Mi sono dimenticata di dire che mentre eravamo al sesto piano ci è stato chiesto di entrare in un ufficio per la perquisizione corporale (per cui serve spogliarsi). Ce l’avevano già fatta domenica sera. Poi ci hanno portato in Procura, e il procuratore ci ha detto fino a giovedì eravamo in stato di fermo. Quando siamo tornati al Direttorato Generale ci hanno portato al settimo piano, dove ci sono le celle.

Siamo stati convocati di nuovo per l’ennesima perquisizione. Ho protestato, dicendo che non aveva senso, visto che fino ad allora ero stata guardata a vista dagli agenti. La poliziotta mi ha detto che queste erano le regole e mi ha accompagnato in una stanza. Sono entrata e ho aspettato che chiudesse la porta. Ma lei ha detto che la porta non si chiudeva, e che avrebbe proceduto ugualmente alla perquisizione. […] Proprio di fronte alla porta c’era una scrivania, sulla quale stava lavorando un poliziotto. Altri agenti entravano e uscivano dagli uffici e dalle celle.

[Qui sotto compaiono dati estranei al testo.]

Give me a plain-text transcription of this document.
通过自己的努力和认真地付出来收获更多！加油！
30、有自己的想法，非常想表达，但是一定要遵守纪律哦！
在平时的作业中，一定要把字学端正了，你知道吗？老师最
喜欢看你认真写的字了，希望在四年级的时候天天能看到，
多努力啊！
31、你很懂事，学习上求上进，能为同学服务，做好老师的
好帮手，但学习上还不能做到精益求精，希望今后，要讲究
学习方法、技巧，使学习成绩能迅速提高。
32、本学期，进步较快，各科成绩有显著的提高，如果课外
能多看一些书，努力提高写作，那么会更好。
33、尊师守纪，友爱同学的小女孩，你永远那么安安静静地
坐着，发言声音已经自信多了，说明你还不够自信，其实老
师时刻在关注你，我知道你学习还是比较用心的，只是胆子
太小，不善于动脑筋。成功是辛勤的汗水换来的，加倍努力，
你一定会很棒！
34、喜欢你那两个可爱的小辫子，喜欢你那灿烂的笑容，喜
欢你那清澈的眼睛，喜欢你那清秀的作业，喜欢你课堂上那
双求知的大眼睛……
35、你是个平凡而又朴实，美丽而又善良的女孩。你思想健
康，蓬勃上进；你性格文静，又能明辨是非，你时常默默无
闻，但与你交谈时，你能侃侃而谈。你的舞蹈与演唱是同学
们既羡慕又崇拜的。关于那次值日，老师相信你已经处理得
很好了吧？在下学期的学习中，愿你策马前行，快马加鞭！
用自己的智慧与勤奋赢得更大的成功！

Racconti simili li hanno fatti anche quelli che sono stati fermati e arrestati lunedì davanti al tribunale, durante una manifestazione a vostro sostegno.

Sì, 25 persone sono state fermate. Una era una ragazza giovane: l’hanno portata nella cella dove stavamo noi. […] La solidarietà che abbiamo ricevuto ci ha dato una grandissima forza. Vedere i nostri compagni ci ha rincuorato. Senza una tale solidarietà, non credo che ce l’avremmo fatta.

Infine, ci tengo a dire che la ragione per cui stiamo raccontando le torture della polizia non è per fare le vittime. Lo Stato ha sempre tentato di terrorizzarci in ogni modo, e con tutti i mezzi possibili. Mettendo in risalto questi fatti, puntiamo a diventare più consapevoli e uniti contro la brutalità a cui siamo sottoposti.